5 Mistakes to Avoid When Writing a Fiction Series
One of the main concerns writers should have when planning and writing a series is consistency. But what does it mean to be consistent? It’s more than just keeping track of the character names, physical attributes, family trees, and locations in a notebook or Excel spreadsheet; it’s about presenting the logical facts that you’ve established in a series in a consistent manner, from book to book. Why is this so important? Because even if you (or your editor) don’t notice your inconsistencies, the fans of your series most certainly will—and they’ll definitely call you out on it. If you keep your facts straight and avoid inconsistency mistakes, your readers won’t be pulled from the story–and will stay hungry for more.
Below, Karen S. Wiesner discusses the five major red flags of inconsistency—and what you can do to prevent them in your own fiction series.
Oversights are a catchall category for anything in a plotline, character, or setting that concerns illogical, unexplainable, or unrealistic courses of action and plot holes, including coincidence contrivance (writer needs it to work and so creates the groundwork on the spot to patch up a means to force it to work) and convenience justifications (it was the only way to make A fit with B, so I had to do it, didn’t I?).
A deus ex machina situation is one in which an improbable event or element is introduced into a story to resolve all the problematic situations and bring the story to a close. In a conventional Greek tragedy the producers actually lowered an actor playing a god onto the stage at the end of the play and he resolved all the conflicts. Talk about unsatisfying for the audience!
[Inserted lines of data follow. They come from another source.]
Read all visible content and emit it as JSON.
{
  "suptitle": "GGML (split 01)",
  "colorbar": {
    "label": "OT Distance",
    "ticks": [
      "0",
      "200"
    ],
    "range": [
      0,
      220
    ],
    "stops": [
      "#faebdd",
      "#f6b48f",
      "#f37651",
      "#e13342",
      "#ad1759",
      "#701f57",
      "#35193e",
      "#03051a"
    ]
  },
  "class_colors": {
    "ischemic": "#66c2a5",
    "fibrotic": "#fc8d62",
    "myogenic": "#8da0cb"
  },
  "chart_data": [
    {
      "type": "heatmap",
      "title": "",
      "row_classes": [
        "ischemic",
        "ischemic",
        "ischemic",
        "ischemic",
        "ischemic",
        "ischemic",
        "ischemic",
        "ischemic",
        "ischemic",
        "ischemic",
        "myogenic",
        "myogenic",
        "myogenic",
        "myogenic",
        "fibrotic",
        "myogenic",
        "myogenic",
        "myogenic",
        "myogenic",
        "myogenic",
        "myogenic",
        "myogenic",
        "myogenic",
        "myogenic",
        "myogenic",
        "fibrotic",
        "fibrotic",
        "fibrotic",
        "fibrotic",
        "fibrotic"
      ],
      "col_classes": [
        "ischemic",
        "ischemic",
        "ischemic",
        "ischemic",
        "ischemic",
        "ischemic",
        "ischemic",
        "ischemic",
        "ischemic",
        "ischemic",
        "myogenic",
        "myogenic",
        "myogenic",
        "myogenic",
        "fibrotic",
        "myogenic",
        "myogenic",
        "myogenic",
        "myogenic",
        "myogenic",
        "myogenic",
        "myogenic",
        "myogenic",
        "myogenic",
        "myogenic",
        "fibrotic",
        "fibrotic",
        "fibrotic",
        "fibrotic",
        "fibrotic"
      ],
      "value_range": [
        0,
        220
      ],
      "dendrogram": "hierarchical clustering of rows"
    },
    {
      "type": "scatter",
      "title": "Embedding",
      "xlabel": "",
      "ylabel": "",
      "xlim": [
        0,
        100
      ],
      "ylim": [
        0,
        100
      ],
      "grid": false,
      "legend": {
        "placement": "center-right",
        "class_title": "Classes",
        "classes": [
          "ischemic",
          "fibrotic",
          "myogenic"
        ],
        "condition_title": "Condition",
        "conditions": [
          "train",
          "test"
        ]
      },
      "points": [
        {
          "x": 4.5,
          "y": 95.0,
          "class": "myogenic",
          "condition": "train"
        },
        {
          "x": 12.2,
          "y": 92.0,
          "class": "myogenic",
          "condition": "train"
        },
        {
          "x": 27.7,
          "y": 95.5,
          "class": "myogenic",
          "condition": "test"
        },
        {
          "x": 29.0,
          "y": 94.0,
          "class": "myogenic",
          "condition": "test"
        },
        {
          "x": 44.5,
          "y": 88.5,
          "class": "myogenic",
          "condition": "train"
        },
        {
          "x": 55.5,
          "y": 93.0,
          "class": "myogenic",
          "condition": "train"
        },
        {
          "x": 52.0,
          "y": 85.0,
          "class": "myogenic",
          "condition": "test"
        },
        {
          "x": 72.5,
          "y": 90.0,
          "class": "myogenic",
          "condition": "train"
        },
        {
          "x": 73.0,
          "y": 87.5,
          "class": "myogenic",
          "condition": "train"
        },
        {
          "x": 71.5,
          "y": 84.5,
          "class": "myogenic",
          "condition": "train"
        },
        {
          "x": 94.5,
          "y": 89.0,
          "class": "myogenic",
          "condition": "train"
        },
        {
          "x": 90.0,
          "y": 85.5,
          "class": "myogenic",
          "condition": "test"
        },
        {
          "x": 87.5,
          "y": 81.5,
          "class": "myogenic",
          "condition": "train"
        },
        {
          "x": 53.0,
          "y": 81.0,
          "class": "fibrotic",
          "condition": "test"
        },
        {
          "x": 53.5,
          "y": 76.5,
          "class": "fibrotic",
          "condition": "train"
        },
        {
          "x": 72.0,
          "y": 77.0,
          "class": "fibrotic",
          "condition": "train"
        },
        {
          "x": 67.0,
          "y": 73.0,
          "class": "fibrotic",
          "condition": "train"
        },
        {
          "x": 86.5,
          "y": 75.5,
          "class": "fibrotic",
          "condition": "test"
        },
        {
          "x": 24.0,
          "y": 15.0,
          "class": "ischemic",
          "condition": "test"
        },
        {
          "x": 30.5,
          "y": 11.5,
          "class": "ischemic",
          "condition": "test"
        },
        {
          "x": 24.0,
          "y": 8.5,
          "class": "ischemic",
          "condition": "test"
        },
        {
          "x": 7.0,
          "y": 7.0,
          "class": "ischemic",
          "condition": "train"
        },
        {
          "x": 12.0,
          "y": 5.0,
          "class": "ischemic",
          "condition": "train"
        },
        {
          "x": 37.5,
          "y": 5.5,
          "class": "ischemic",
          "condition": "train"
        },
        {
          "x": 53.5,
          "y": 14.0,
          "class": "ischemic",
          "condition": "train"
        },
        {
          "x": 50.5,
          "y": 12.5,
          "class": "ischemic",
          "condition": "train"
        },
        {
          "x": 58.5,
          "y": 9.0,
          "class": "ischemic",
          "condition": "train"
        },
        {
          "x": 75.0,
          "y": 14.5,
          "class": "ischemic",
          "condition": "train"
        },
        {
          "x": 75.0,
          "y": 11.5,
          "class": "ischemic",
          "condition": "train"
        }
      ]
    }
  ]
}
Any author worth his salt needs to create plausible backstory and motivation for every action, and she has to make characters heroic enough to solve their own problems. That’s why Oversights are so major in series consistency.
If your character does something that makes no sense in the course of the action or in terms of their internal conflicts and motivations, or if you include a plot point merely for convenience sake, you’ve got yourself a nasty oversight. If, in one book, your character is so scarred by the death of a spouse that he doesn’t believe he can ever move on or fall in love again, and in the next book he has already become involved with someone new and never thinks about how he’s a widower, you’ve made a huge oversight that readers probably won’t tolerate, let alone accept. In other words, you go from one situation to the next without any explanation for the radical change. If you want something to be believable, you need to set it up logically and you need to set it up early enough so it will be readily accepted by the reader. That absolutely requires advance planning.